Sementara kekaisaran Jepang tegas menyebutkan bahwa mereka yang berhak naik takhta adalah seorang pria bukan perempuan.
“Sebuah panel penasehat pemerintah, yang terdiri dari 21 anggota dari berbagai bidang, sedang berusaha untuk menemukan solusi. Bahkan mereka tidak akan mempertimbangkan untuk mengizinkan putri kekaisaran untuk memerintah,” The Times melaporkan, mengutip media Jepang.
Ada dukungan publik untuk mengizinkan para putri naik ke Tahta Krisan, tetapi langkah seperti itu sangat ditentang oleh nasionalis konservatif yang berkuasa di Jepang. Keluarga kekaisaran Jepang dianggap sebagai monarki tertua di dunia, dengan garis suksesi laki-laki yang tak terputus yang dapat ditelusuri kembali ke dua milenium.
Mitologi, yang diakui oleh Istana Kekaisaran, memiliki Kaisar Jimmu yang legendaris, yang dikatakan sebagai keturunan dewi matahari dan dewa badai. Dia berkuasa sebagai Kaisar Jepang pertama dari 126 sosok hingga Kaisar Naruhito saat ini.
Tapi masa depan garis kekaisaran dalam bahaya karena aturan ketat yang menyatakan hanya ahli waris laki-laki yang berhak duduk di atas takhta. Ada kekurangan ahli waris laki-laki di antara Rumah Tangga Kekaisaran, yang telah menyusut menjadi hanya 18 anggota, tiga di antaranya adalah ahli waris yang memenuhi syarat.
Penurunan ini terutama disebabkan oleh aturan yang menghapus gelar putri kekaisaran jika mereka memilih untuk menikahi rakyat jelata.
Pilihan untuk mempertimbangkan apakah seorang wanita bisa naik takhta diperdebatkan tiga tahun lalu menyusul keputusan untuk mengizinkan turun takhta bersejarah Kaisar Akihito yang kini berusia 87 tahun.
Untuk mengamankan dukungan partai oposisi untuk langkah tersebut, pemerintah berjanji untuk memeriksa kemungkinan reformasi suksesi kekaisaran. Namun, prosesnya telah tertunda, dengan diskusi formal baru diluncurkan pada April tahun ini.
Kaum tradisionalis di pemerintahan berpendapat masih ada waktu untuk menemukan solusi alternatif karena Naruhito, 61, sehat dan keluarga memiliki ahli waris laki-laki dalam saudaranya, Putra Mahkota Akishino, 55, dan keponakannya yang berusia 14 tahun, Pangeran Hisahito.
Satu-satunya pewaris lain yang memenuhi syarat adalah Pangeran Hitachi - paman kaisar berusia 85 tahun yang sedang sakit.
Jajak pendapat menunjukkan sebagian besar publik Jepang mendukung perempuan yang memenuhi syarat untuk memerintah.
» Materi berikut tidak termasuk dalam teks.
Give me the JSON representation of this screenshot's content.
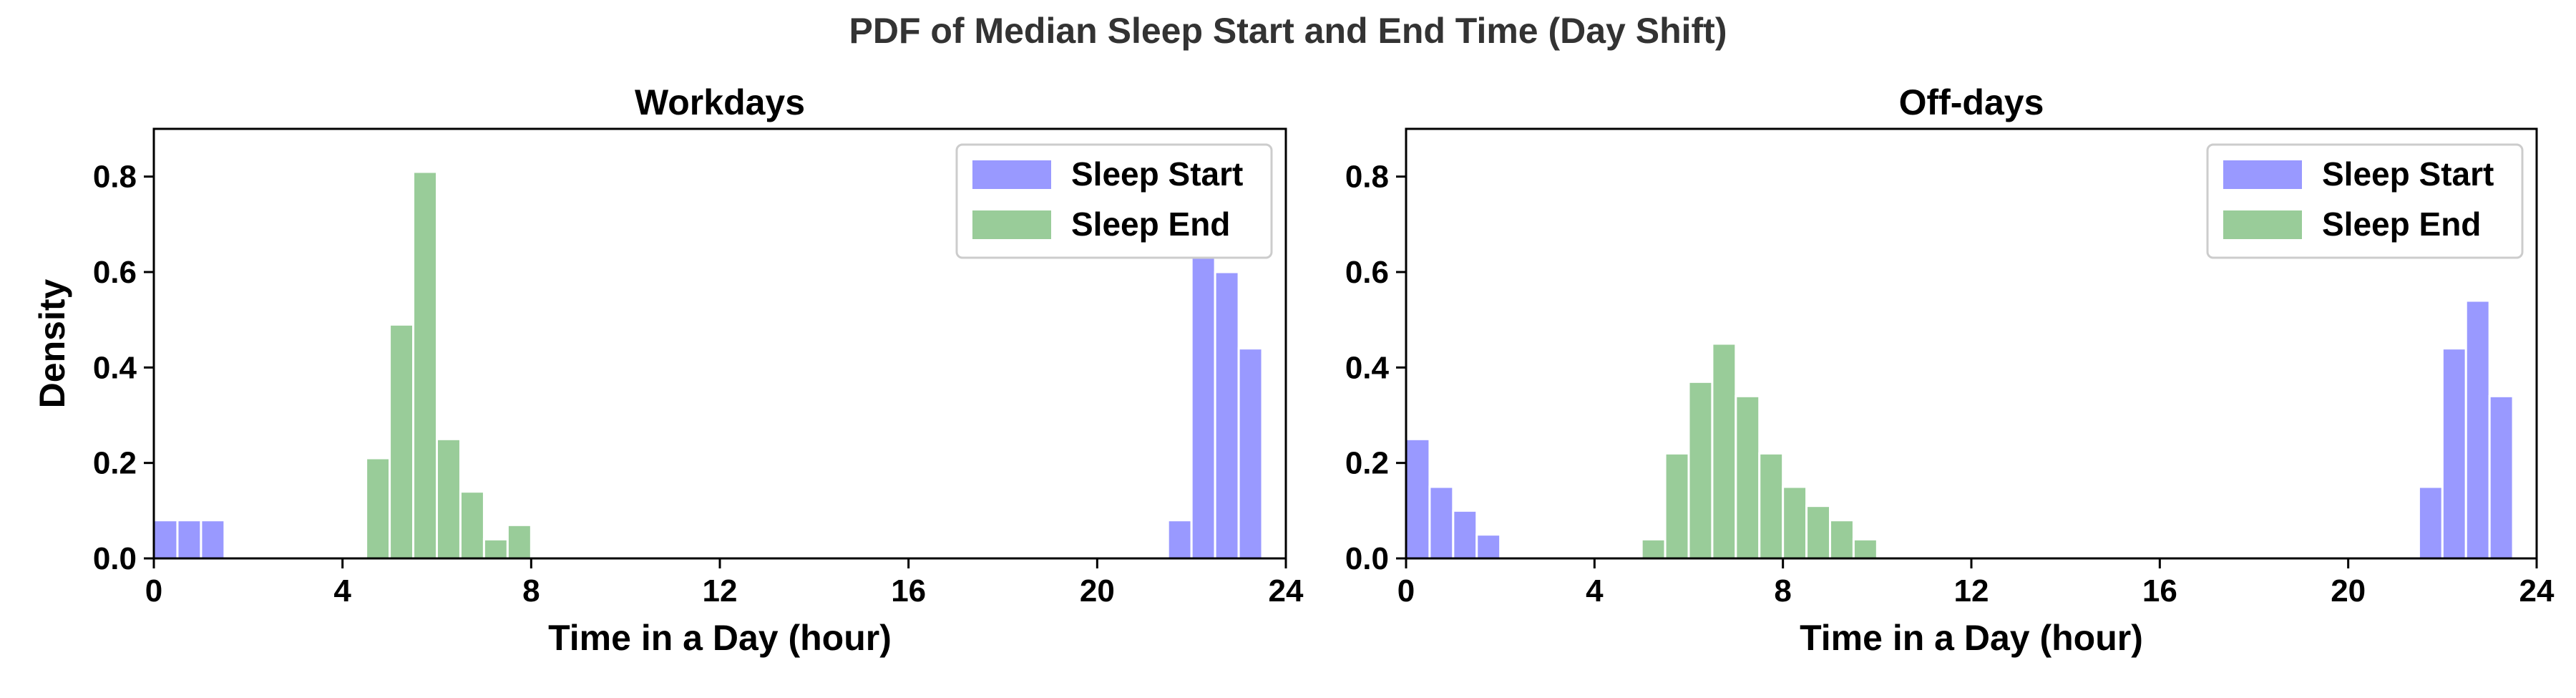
{
  "figure": {
    "title": "PDF of Median Sleep Start and End Time (Day Shift)"
  },
  "chart_data": [
    {
      "type": "bar",
      "title": "Workdays",
      "xlabel": "Time in a Day (hour)",
      "ylabel": "Density",
      "xlim": [
        0,
        24
      ],
      "ylim": [
        0,
        0.9
      ],
      "xticks": [
        0,
        4,
        8,
        12,
        16,
        20,
        24
      ],
      "yticks": [
        0.0,
        0.2,
        0.4,
        0.6,
        0.8
      ],
      "bin_width": 0.5,
      "grid": false,
      "legend_position": "top-right",
      "series": [
        {
          "name": "Sleep Start",
          "color": "#9999ff",
          "bins": [
            {
              "x": 0.0,
              "y": 0.08
            },
            {
              "x": 0.5,
              "y": 0.08
            },
            {
              "x": 1.0,
              "y": 0.08
            },
            {
              "x": 21.5,
              "y": 0.08
            },
            {
              "x": 22.0,
              "y": 0.63
            },
            {
              "x": 22.5,
              "y": 0.6
            },
            {
              "x": 23.0,
              "y": 0.44
            }
          ]
        },
        {
          "name": "Sleep End",
          "color": "#99cc99",
          "bins": [
            {
              "x": 4.5,
              "y": 0.21
            },
            {
              "x": 5.0,
              "y": 0.49
            },
            {
              "x": 5.5,
              "y": 0.81
            },
            {
              "x": 6.0,
              "y": 0.25
            },
            {
              "x": 6.5,
              "y": 0.14
            },
            {
              "x": 7.0,
              "y": 0.04
            },
            {
              "x": 7.5,
              "y": 0.07
            }
          ]
        }
      ]
    },
    {
      "type": "bar",
      "title": "Off-days",
      "xlabel": "Time in a Day (hour)",
      "ylabel": "",
      "xlim": [
        0,
        24
      ],
      "ylim": [
        0,
        0.9
      ],
      "xticks": [
        0,
        4,
        8,
        12,
        16,
        20,
        24
      ],
      "yticks": [
        0.0,
        0.2,
        0.4,
        0.6,
        0.8
      ],
      "bin_width": 0.5,
      "grid": false,
      "legend_position": "top-right",
      "series": [
        {
          "name": "Sleep Start",
          "color": "#9999ff",
          "bins": [
            {
              "x": 0.0,
              "y": 0.25
            },
            {
              "x": 0.5,
              "y": 0.15
            },
            {
              "x": 1.0,
              "y": 0.1
            },
            {
              "x": 1.5,
              "y": 0.05
            },
            {
              "x": 21.5,
              "y": 0.15
            },
            {
              "x": 22.0,
              "y": 0.44
            },
            {
              "x": 22.5,
              "y": 0.54
            },
            {
              "x": 23.0,
              "y": 0.34
            }
          ]
        },
        {
          "name": "Sleep End",
          "color": "#99cc99",
          "bins": [
            {
              "x": 5.0,
              "y": 0.04
            },
            {
              "x": 5.5,
              "y": 0.22
            },
            {
              "x": 6.0,
              "y": 0.37
            },
            {
              "x": 6.5,
              "y": 0.45
            },
            {
              "x": 7.0,
              "y": 0.34
            },
            {
              "x": 7.5,
              "y": 0.22
            },
            {
              "x": 8.0,
              "y": 0.15
            },
            {
              "x": 8.5,
              "y": 0.11
            },
            {
              "x": 9.0,
              "y": 0.08
            },
            {
              "x": 9.5,
              "y": 0.04
            }
          ]
        }
      ]
    }
  ]
}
Sejumlah politisi, termasuk anggota Partai Demokrat Liberal pimpinan Perdana Menteri Yoshihide Suga yang lebih liberal juga mendukung.
“Dalam partai yang berkuasa, ada kerinduan untuk Putri Aiko untuk naik takhta,” The Japan Times mengutip seorang pejabat senior pemerintah mengatakan bulan ini.
Tetapi Hukum Rumah Tangga Kekaisaran saat ini, yang ditetapkan pada 1947, menyatakan bahwa hanya seorang keturunan laki-laki dari seorang kaisar laki-laki yang dapat naik takhta.
Jepang bukannya tidak pernah dipimpi raja perempuan. Negeri Sakura telah memiliki delapan raja perempuan antara abad keenam dan ke-18, namun tidak ada yang datang melalui garis keturunan perempuan.
Naruhito dan istrinya, Permaisuri Masako, 57, memiliki seorang putri, bernama Putri Aiko, yang lahir pada 2001. Sedangkan Hisahito adalah putra dari adik laki-laki Naruhito, Putra Mahkota Akishino dan istrinya Putri Akishino.
Salah satu pilihan untuk reformasi adalah mengizinkan wanita untuk mempertahankan status kekaisaran mereka setelah menikah, terlepas dari status suami mereka, sehingga setiap putra masa depan dapat bergabung dalam garis suksesi.
Hal ini ditentang oleh kaum tradisionalis yang berpendapat bahwa suksesi yang sah hanya dapat melewati garis laki-laki.
Kemungkinan lain yang akan diangkat oleh panel berkaitan dengan mantan keluarga bangsawan, yang status kekaisarannya dihapuskan selama pendudukan AS di Jepang menyusul kekalahan kekaisaran dalam Perang Dunia Kedua. Usulan tersebut menunjukkan bahwa keturunan dari keluarga-keluarga ini dapat diadopsi ke dalam keluarga kaisar.